Some cultivators trekked a very long way to remote distant places seeking the most sacred temple which could provide them with genuine practice. After numerous disappointments one of them, a young man, suddenly saw a house looming on the top of a mountain that was not very far from him. The house was surrounded with clouds of sacred lights. The young man was so overjoyed that he rushed to climb the mountain. He thought that it was because of his sincere heart that he was directed by Gods to this sacred temple. After much effort, he reached the top of the mountain. He looked around. Besides a worn stone hut, there was only an old monk wearing ragged clothes sitting in meditation. He did not find any sacred temple at all. But before he arrived, he had witnessed the auspicious clouds and sacred lights over it.
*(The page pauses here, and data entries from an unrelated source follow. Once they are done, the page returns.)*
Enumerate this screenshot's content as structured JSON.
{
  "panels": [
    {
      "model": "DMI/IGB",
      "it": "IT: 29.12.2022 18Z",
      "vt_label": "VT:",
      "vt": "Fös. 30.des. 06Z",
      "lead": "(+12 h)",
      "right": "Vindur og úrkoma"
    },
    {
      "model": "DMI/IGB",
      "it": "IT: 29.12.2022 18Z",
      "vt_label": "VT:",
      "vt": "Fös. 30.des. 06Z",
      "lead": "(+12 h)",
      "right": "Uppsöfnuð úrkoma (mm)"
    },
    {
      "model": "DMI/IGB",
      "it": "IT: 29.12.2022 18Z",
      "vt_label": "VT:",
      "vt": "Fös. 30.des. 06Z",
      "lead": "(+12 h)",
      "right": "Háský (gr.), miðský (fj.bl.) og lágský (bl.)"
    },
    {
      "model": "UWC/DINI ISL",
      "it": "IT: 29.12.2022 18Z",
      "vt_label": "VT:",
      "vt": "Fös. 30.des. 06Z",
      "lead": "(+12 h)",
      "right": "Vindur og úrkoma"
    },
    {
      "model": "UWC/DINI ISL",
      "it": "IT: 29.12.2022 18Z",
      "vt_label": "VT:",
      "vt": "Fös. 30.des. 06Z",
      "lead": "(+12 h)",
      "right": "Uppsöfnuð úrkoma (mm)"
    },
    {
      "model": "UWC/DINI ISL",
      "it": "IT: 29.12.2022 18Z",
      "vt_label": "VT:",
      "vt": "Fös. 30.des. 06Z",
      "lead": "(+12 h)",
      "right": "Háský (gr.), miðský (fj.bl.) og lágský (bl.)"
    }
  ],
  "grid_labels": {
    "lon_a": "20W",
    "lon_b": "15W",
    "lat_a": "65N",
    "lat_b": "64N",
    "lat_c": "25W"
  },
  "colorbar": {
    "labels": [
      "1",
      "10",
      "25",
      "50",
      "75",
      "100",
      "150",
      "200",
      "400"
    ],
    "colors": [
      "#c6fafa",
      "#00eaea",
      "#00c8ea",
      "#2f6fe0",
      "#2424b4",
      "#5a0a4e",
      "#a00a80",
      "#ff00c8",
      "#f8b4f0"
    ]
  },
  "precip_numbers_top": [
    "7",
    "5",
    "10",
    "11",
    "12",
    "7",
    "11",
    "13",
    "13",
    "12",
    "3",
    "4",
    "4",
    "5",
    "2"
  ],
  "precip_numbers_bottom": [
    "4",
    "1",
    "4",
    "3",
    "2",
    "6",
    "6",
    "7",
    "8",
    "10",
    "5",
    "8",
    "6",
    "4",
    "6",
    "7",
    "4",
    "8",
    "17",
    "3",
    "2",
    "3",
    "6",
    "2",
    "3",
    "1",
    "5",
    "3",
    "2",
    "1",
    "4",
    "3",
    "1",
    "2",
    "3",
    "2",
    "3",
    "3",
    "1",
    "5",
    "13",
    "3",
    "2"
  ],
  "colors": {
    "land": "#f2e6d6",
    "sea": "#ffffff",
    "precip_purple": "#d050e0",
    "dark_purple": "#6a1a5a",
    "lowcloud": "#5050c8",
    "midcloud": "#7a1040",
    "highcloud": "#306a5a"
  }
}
The young man put his palms together to pay a Buddhist respect to the old monk and said, “I really want to cultivate. I have trekked a long distance to seek a sacred temple for devoted cultivation. The sacred lights led me here, but I don’t see a magnificent temple. Please give me some hints about where I can find such a sacred temple?” The old monk quietly listened and calmly responded, “It is right in your heart.” The young man did not understand and wanted to ask more about it. Suddenly, the auspicious clouds and sacred lights appeared and the old monk disappeared like a rainbow. The sacred voice of the old monk echoed and repeated in the sky, “It is in your heart.” The voice slowly disappeared.

The young man was very doubtful, but he thought this was his predestination and he did not want to go somewhere else. He respectfully put on the ragged clothes of the old monk and went to the place where the old monk had disappeared and began his cultivation. Although he did not understand the meaning, he firmly remembered the old monk’s words. He reinforced his practice with those words and stayed in the worn temple hut to diligently practice. Day after day and year after year, his mind gradually opened and his wisdom greatly increased.

One day during meditation, he suddenly enlightened that the most sacred temple is found in the heart of a cultivator and that it was righteous faith that made that temple magnificent. Those worldly temples were filled with rich incense and were decorated with expensive gold and silver. However, the sacred temple in one’s heart is decorated by one’s diligent mind of cultivation. He came to clearly understand that there is an incomplete temple in everyone’s heart. The difference for a cultivator is how to cultivate himself to make the temple in his heart complete. A cultivator is able to use his righteous thoughts to build up, bit by bit the magnificent temple in his heart. It is the most important thing for a cultivator so that sentient beings obtain eternal blessings and gain infinite protection.